Dopo due anni al governo della città Frontini ha iniziato a dialogare con pezzi di Viterbo che prima le erano preclusi e quotidianamente si trova a incontrarsi, confrontarsi e ammiccare con gli ambienti produttivi del territorio. Una prerogativa in passato propria esclusivamente dei partiti classici. E chi conosce la matematica del consenso sa che certe teste valgono più di un voto, in barba alle convinzioni dei Cinque Stelle.

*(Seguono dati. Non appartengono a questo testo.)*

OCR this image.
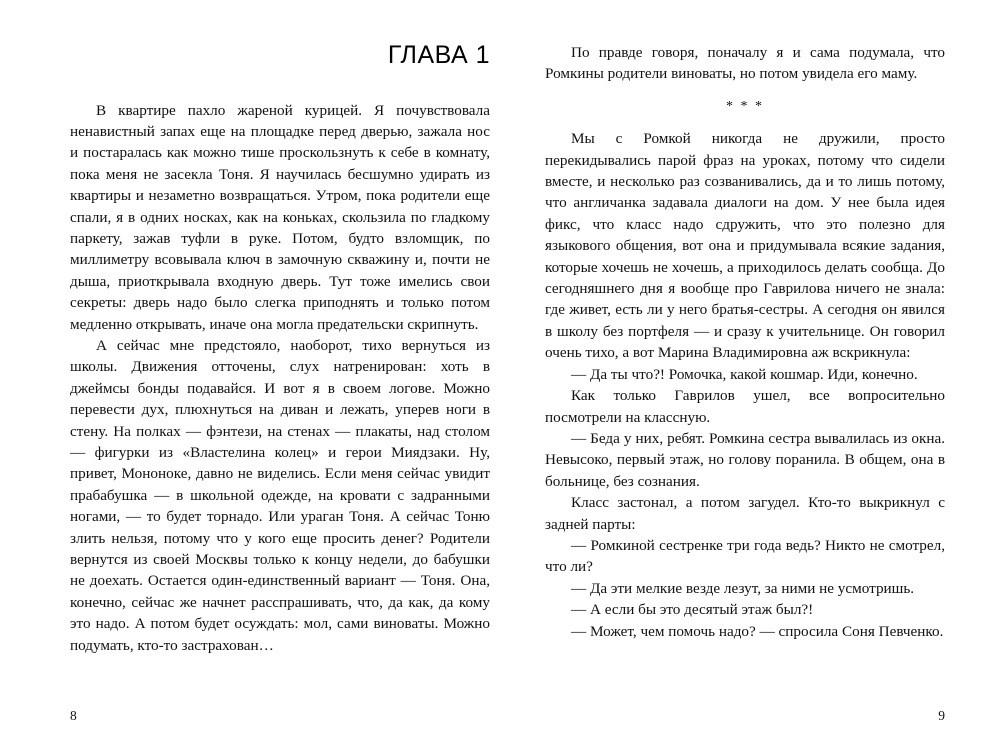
ГЛАВА 1

В квартире пахло жареной курицей. Я почувствовала ненавистный запах еще на площадке перед дверью, зажала нос и постаралась как можно тише проскользнуть к себе в комнату, пока меня не засекла Тоня. Я научилась бесшумно удирать из квартиры и незаметно возвращаться. Утром, пока родители еще спали, я в одних носках, как на коньках, скользила по гладкому паркету, зажав туфли в руке. Потом, будто взломщик, по миллиметру всовывала ключ в замочную скважину и, почти не дыша, приоткрывала входную дверь. Тут тоже имелись свои секреты: дверь надо было слегка приподнять и только потом медленно открывать, иначе она могла предательски скрипнуть.

А сейчас мне предстояло, наоборот, тихо вернуться из школы. Движения отточены, слух натренирован: хоть в джеймсы бонды подавайся. И вот я в своем логове. Можно перевести дух, плюхнуться на диван и лежать, уперев ноги в стену. На полках — фэнтези, на стенах — плакаты, над столом — фигурки из «Властелина колец» и герои Миядзаки. Ну, привет, Мононоке, давно не виделись. Если меня сейчас увидит прабабушка — в школьной одежде, на кровати с задранными ногами, — то будет торнадо. Или ураган Тоня. А сейчас Тоню злить нельзя, потому что у кого еще просить денег? Родители вернутся из своей Москвы только к концу недели, до бабушки не доехать. Остается один-единственный вариант — Тоня. Она, конечно, сейчас же начнет расспрашивать, что, да как, да кому это надо. А потом будет осуждать: мол, сами виноваты. Можно подумать, кто-то застрахован…

8

По правде говоря, поначалу я и сама подумала, что Ромкины родители виноваты, но потом увидела его маму.

* * *

Мы с Ромкой никогда не дружили, просто перекидывались парой фраз на уроках, потому что сидели вместе, и несколько раз созванивались, да и то лишь потому, что англичанка задавала диалоги на дом. У нее была идея фикс, что класс надо сдружить, что это полезно для языкового общения, вот она и придумывала всякие задания, которые хочешь не хочешь, а приходилось делать сообща. До сегодняшнего дня я вообще про Гаврилова ничего не знала: где живет, есть ли у него братья-сестры. А сегодня он явился в школу без портфеля — и сразу к учительнице. Он говорил очень тихо, а вот Марина Владимировна аж вскрикнула:

— Да ты что?! Ромочка, какой кошмар. Иди, конечно.

Как только Гаврилов ушел, все вопросительно посмотрели на классную.

— Беда у них, ребят. Ромкина сестра вывалилась из окна. Невысоко, первый этаж, но голову поранила. В общем, она в больнице, без сознания.

Класс застонал, а потом загудел. Кто-то выкрикнул с задней парты:

— Ромкиной сестренке три года ведь? Никто не смотрел, что ли?

— Да эти мелкие везде лезут, за ними не усмотришь.

— А если бы это десятый этаж был?!

— Может, чем помочь надо? — спросила Соня Певченко.

9
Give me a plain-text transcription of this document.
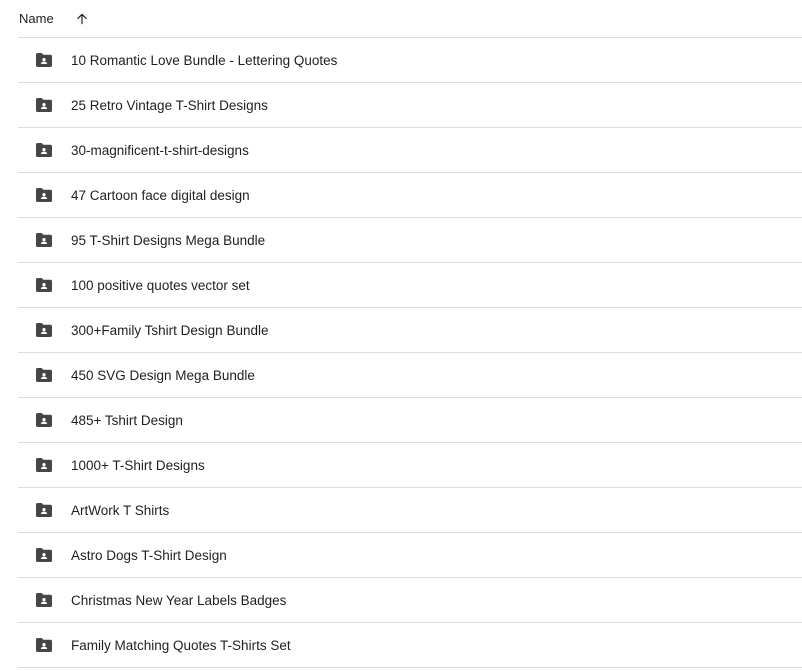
Name
10 Romantic Love Bundle - Lettering Quotes
25 Retro Vintage T-Shirt Designs
30-magnificent-t-shirt-designs
47 Cartoon face digital design
95 T-Shirt Designs Mega Bundle
100 positive quotes vector set
300+Family Tshirt Design Bundle
450 SVG Design Mega Bundle
485+ Tshirt Design
1000+ T-Shirt Designs
ArtWork T Shirts
Astro Dogs T-Shirt Design
Christmas New Year Labels Badges
Family Matching Quotes T-Shirts Set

Anche sul piano degli spazi politici e della prospettiva politica la sindaca sembra essere nata sotto una buona stella. Più per demeriti di altri che per merito proprio può godere di una situazione piuttosto frammentata intorno. Il centrosinistra non è mai stato forza dominante a Viterbo e continua a brillare poco. Il centrodestra di oggi è ancora intossicato dalla propria storia recente che lo ha visto andare in pezzi per “uccidere il sindaco Arena” dal notaio e poi non trovare più la forza di tornare insieme davvero. Tra le fila di quella che fu la grande armata non ci sono più neanche (tra gli spendibili per Viterbo) i veri pezzi da novanta: manca Mauro Rotelli (politico di razza che ha spiccato il proprio volo per Roma, dove è destinato ad avere lunga vita in Parlamento), manca un’altra figura capace come quella di Daniele Sabatini (arrivato in Regione e destinato ormai ad appartenere ad altri ranghi della sfera politica). Stessa sorte per Antonella Sberna, addirittura diventata vicepresidente del Parlamento Europeo (quanto è bello vedere una viterbese salire così in alto?). Quello che rimane sono seconde file, gente logorata da decenni di vita politica e qualche “alza-mano”.
In questo contesto sta per nascere una nuova fase dell’era Frontini. “Demonio” da esorcizzare e da rispedire all’Inferno (a casa) per gli oppositori politici, “strega” contro cui lanciare sputi e insulti Facebook per la cerchia dei commentatori seriali ma con ancora una percentuale di consenso (certificata dal Sole24Ore e non da Radio Pianoscarano) del 55,5%. Nel 2022 aveva vinto con il 64,9%. E’ scesa di circa 9 punti percentuali dopo due anni di Governo ma di appena un punto rispetto alla stessa rilevazione del 2023 (56,5%) ed è questo il dato interessante. La sindaca ha perso un solo punto di consenso dopo un anno per la sua immagine potenzialmente terribile, con tutti gli articoli che hanno raccontato della cena e delle parole pronunciate a casa di Marco Bruzziches (di cui sono state sviscerate le registrazioni), dopo gli articoli con le parole imbarazzanti pronunciate durante la riunione di Viterbo2020 (registrate e diffuse alla stampa da un critico del movimento), dopo decine e decine di interventi contro sui giornali di battitori liberi e associazioni partorite da ex frontiniani rimasti senza ruolo e quindi diventati nemici. In sintesi una “tempesta di merda” come poche se ne ricordano a queste latitudini che però ha tolto un solo punto percentuale di consenso. Questo ci fa riflettere. Tanto sulla capacità di “colonizzare l’immaginario collettivo” di chi ha partecipato all’azione quanto sulla capacità di reggere di un fenomeno politico più complesso di quanto lettori e commentatori superficiali possano ritenere.